– Моя мать вряд ли оценит подобную причуду.
– Ничего, переживет. Главное, что мне нравится.
– Она и так не в восторге от того, что ей придется остановиться в отеле.
– У нас нет выбора. Ты же не можешь поселить ее вместе с братом на одном диване!
– Мои родные впервые в Принстоне, а мы вынуждаем их платить за отель. На мой взгляд, это не очень красиво.

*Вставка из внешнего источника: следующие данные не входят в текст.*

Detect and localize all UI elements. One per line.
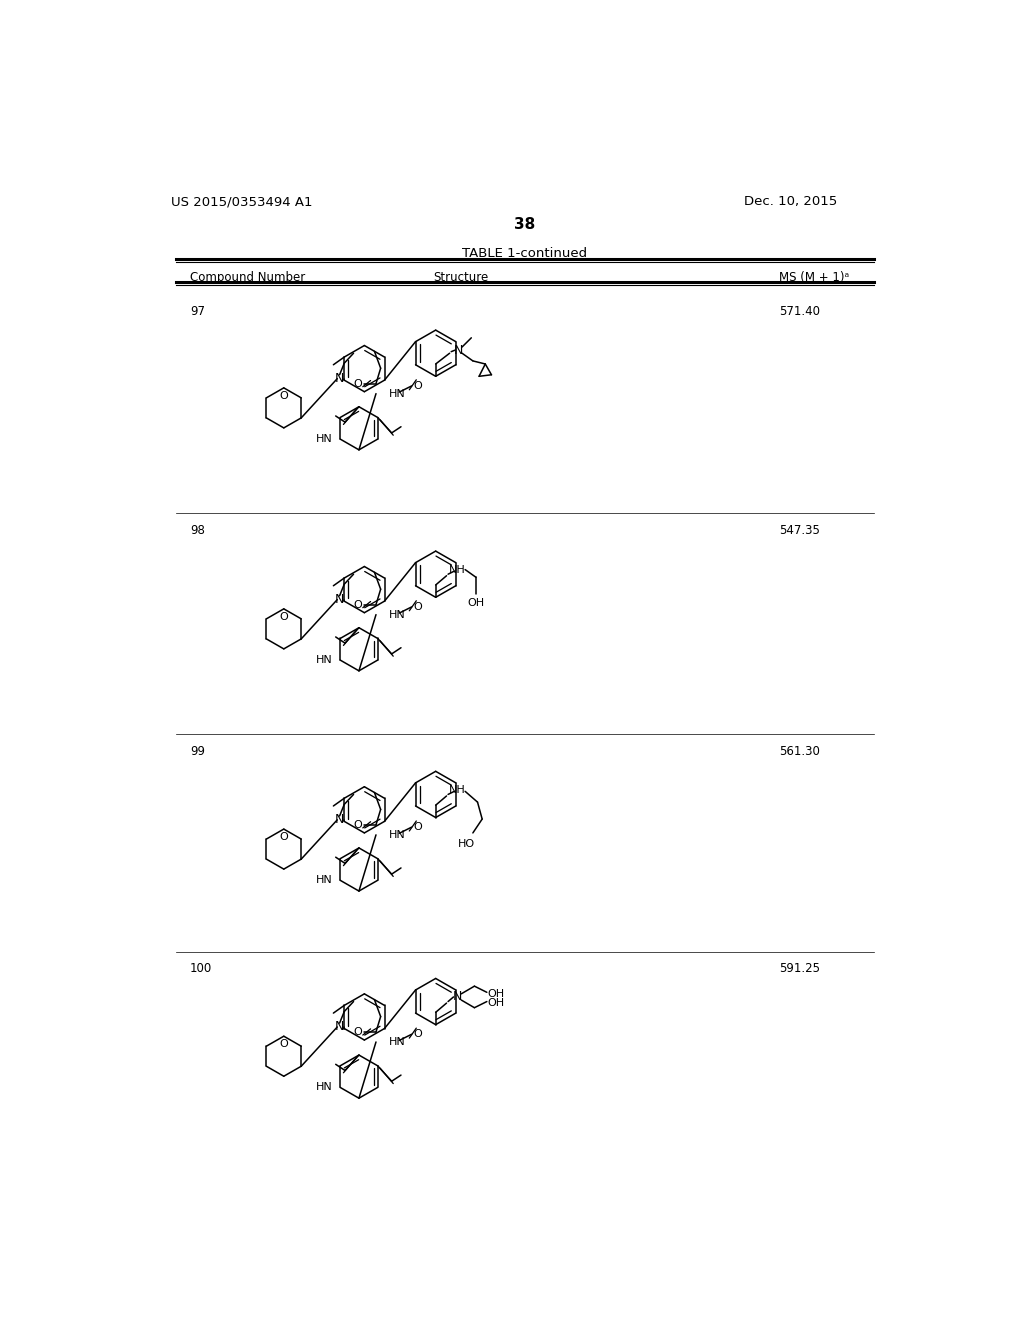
Text: N: N bbox=[335, 1020, 344, 1034]
Text: N: N bbox=[455, 343, 464, 356]
Text: HN: HN bbox=[388, 830, 406, 840]
Text: O: O bbox=[353, 599, 361, 610]
Text: 97: 97 bbox=[190, 305, 205, 318]
Text: O: O bbox=[280, 611, 288, 622]
Text: 100: 100 bbox=[190, 962, 212, 975]
Text: HN: HN bbox=[388, 610, 406, 619]
Text: 591.25: 591.25 bbox=[779, 962, 820, 975]
Text: HN: HN bbox=[316, 655, 333, 665]
Text: 561.30: 561.30 bbox=[779, 744, 820, 758]
Text: O: O bbox=[280, 391, 288, 400]
Text: HN: HN bbox=[316, 875, 333, 886]
Text: O: O bbox=[414, 1030, 422, 1039]
Text: OH: OH bbox=[487, 998, 505, 1008]
Text: US 2015/0353494 A1: US 2015/0353494 A1 bbox=[171, 195, 312, 209]
Text: HN: HN bbox=[388, 388, 406, 399]
Text: OH: OH bbox=[487, 989, 505, 999]
Text: HN: HN bbox=[388, 1038, 406, 1047]
Text: N: N bbox=[335, 372, 344, 385]
Text: 38: 38 bbox=[514, 216, 536, 232]
Text: N: N bbox=[335, 593, 344, 606]
Text: Structure: Structure bbox=[433, 271, 488, 284]
Text: NH: NH bbox=[449, 785, 466, 795]
Text: HN: HN bbox=[316, 434, 333, 444]
Text: 571.40: 571.40 bbox=[779, 305, 820, 318]
Text: MS (M + 1)ᵃ: MS (M + 1)ᵃ bbox=[779, 271, 849, 284]
Text: O: O bbox=[353, 820, 361, 830]
Text: HO: HO bbox=[458, 838, 475, 849]
Text: O: O bbox=[414, 822, 422, 832]
Text: O: O bbox=[353, 1027, 361, 1038]
Text: O: O bbox=[414, 381, 422, 391]
Text: 547.35: 547.35 bbox=[779, 524, 820, 537]
Text: HN: HN bbox=[316, 1082, 333, 1093]
Text: O: O bbox=[280, 1039, 288, 1049]
Text: OH: OH bbox=[467, 598, 484, 609]
Text: Dec. 10, 2015: Dec. 10, 2015 bbox=[744, 195, 838, 209]
Text: Compound Number: Compound Number bbox=[190, 271, 305, 284]
Text: 98: 98 bbox=[190, 524, 205, 537]
Text: O: O bbox=[414, 602, 422, 612]
Text: O: O bbox=[353, 379, 361, 388]
Text: TABLE 1-continued: TABLE 1-continued bbox=[462, 247, 588, 260]
Text: N: N bbox=[453, 990, 462, 1003]
Text: NH: NH bbox=[449, 565, 466, 574]
Text: O: O bbox=[280, 832, 288, 842]
Text: N: N bbox=[335, 813, 344, 826]
Text: 99: 99 bbox=[190, 744, 205, 758]
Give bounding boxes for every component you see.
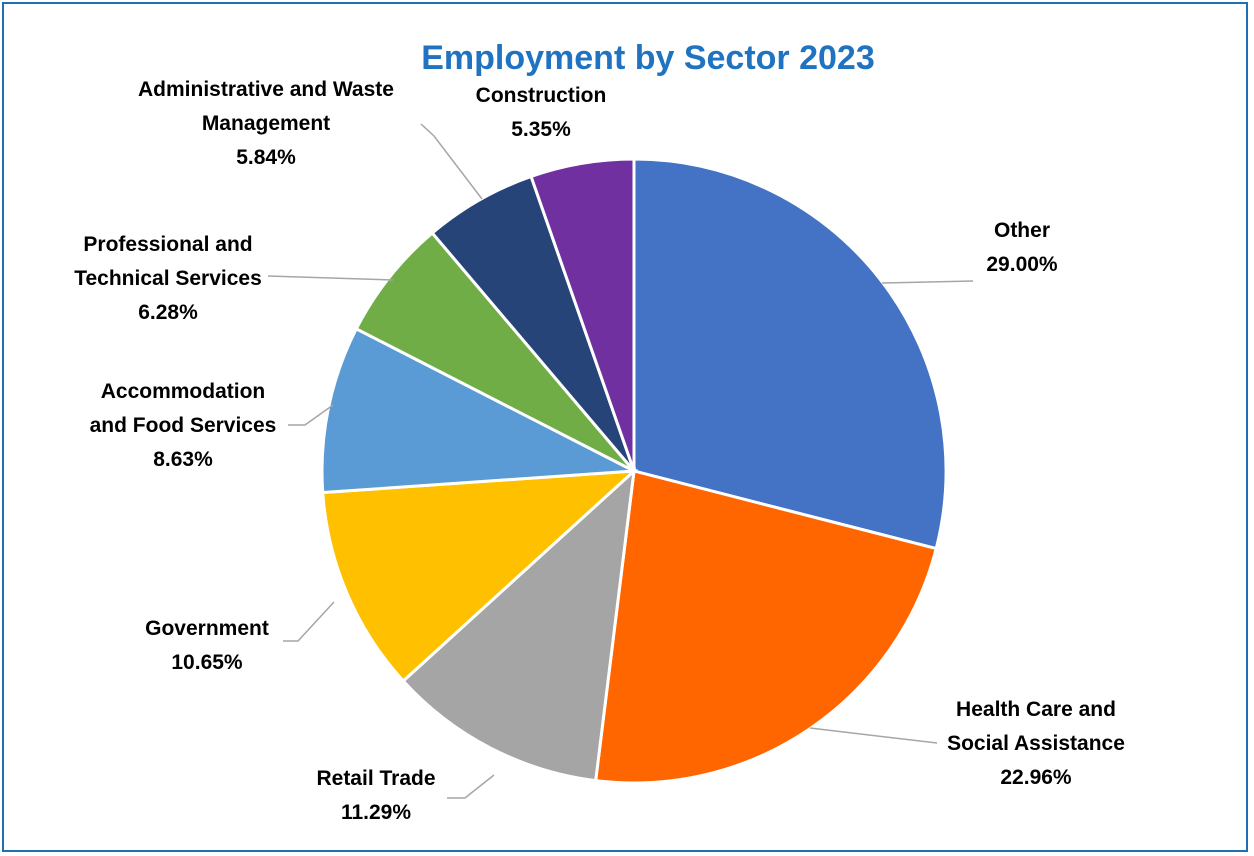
- leader-lines: [267, 123, 974, 799]
- slice-value-label-0: 29.00%: [986, 253, 1058, 276]
- pie-slices: [320, 157, 948, 785]
- slice-value-label-5: 6.28%: [138, 301, 198, 324]
- slice-value-label-4: 8.63%: [153, 448, 213, 471]
- slice-category-label-4: Accommodation: [101, 380, 266, 403]
- slice-category-label-5: Professional and: [83, 233, 252, 256]
- pie-slice-0: [632, 157, 948, 551]
- pie-slice-3: [321, 469, 639, 684]
- pie-slice-2: [401, 467, 636, 783]
- pie-slice-5: [354, 230, 636, 473]
- leader-line-4: [288, 404, 334, 426]
- slice-category-label-1: Health Care and: [956, 698, 1116, 721]
- leader-line-1: [809, 727, 938, 744]
- slice-category-label-1: Social Assistance: [947, 732, 1125, 755]
- leader-line-6: [420, 123, 483, 200]
- slice-category-label-6: Management: [202, 112, 330, 135]
- leader-line-5: [267, 275, 394, 281]
- slice-value-label-7: 5.35%: [511, 118, 571, 141]
- chart-title: Employment by Sector 2023: [421, 39, 875, 77]
- pie-slice-7: [529, 157, 636, 472]
- leader-line-2: [447, 774, 495, 799]
- leader-line-0: [881, 280, 974, 284]
- leader-line-3: [283, 601, 335, 642]
- pie-slice-1: [593, 469, 939, 785]
- slice-category-label-6: Administrative and Waste: [138, 78, 394, 101]
- slice-category-label-2: Retail Trade: [316, 767, 435, 790]
- slice-value-label-2: 11.29%: [341, 801, 411, 824]
- slice-labels: Other 29.00% Health Care and Social Assista…: [74, 78, 1125, 824]
- slice-category-label-3: Government: [145, 617, 269, 640]
- slice-category-label-4: and Food Services: [90, 414, 277, 437]
- slice-category-label-5: Technical Services: [74, 267, 262, 290]
- slice-value-label-1: 22.96%: [1000, 766, 1072, 789]
- slice-value-label-6: 5.84%: [236, 146, 296, 169]
- slice-category-label-7: Construction: [476, 84, 607, 107]
- slice-category-label-0: Other: [994, 219, 1050, 242]
- slice-value-label-3: 10.65%: [171, 651, 243, 674]
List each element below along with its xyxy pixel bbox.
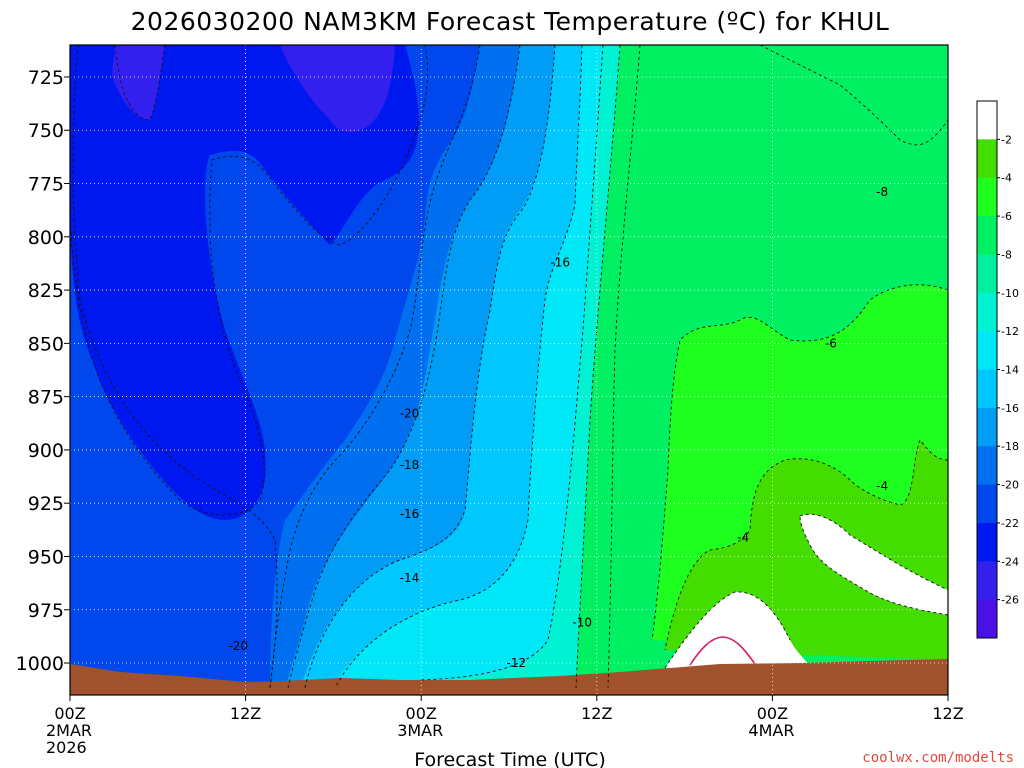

– Ты забыл, сколько денег посылаешь им каждый месяц? И это при том, что твой брат хорошо зарабатывает!
– Твоя мать живет с нами, а мою я не могу приютить даже на несколько дней.
– Тебе не остается ничего другого, кроме как оплатить номер Марианны. Но вот твой брат пусть раскошеливается сам!
После восемнадцати лет разлуки Марианна и Рудольф Гёдели наконец-то соблаговолили навестить нас в Принстоне. Грядущая встреча приводила Курта в восторг, он испытывал облегчение от того, что нам не придется самим ехать в Европу, но в то же время понимал, что нового витка семейной войны избежать не удастся, и очень от этого переживал. Ему было непонятно, почему я затаила на них злобу: в чувствах других он совершенно не разбирался. Я пообещала вести себя хорошо: кормить их на убой и прогуливаться по Принстону с улыбкой на устах. Но только до тех пор, пока она не станет меня доставать! Признаю, Курт никогда не упрекал меня в том, что я потратилась на дорогу, привезла сюда мать и поселила ее у нас. Но то был форс-мажор: я не могла оставить ее умирать одну в богадельне. Она не могла самостоятельно дойти даже от своей комнаты до кухни. И мне не раз доводилось в самый последний момент перехватывать ее на улице – она считала, что вышла на Ланге Гассе.
– Как жаль, что моя мама не смогла повстречаться с Альбертом! Я был бы так счастлив их познакомить. Они же ровесники.
Я присела перед ним на колено.
– Хочешь чаю? У меня такое ощущение, что ты замерз и превратился в ледышку.
– Ты не забыла заказать на вечер мясо? Мама обожает телятину.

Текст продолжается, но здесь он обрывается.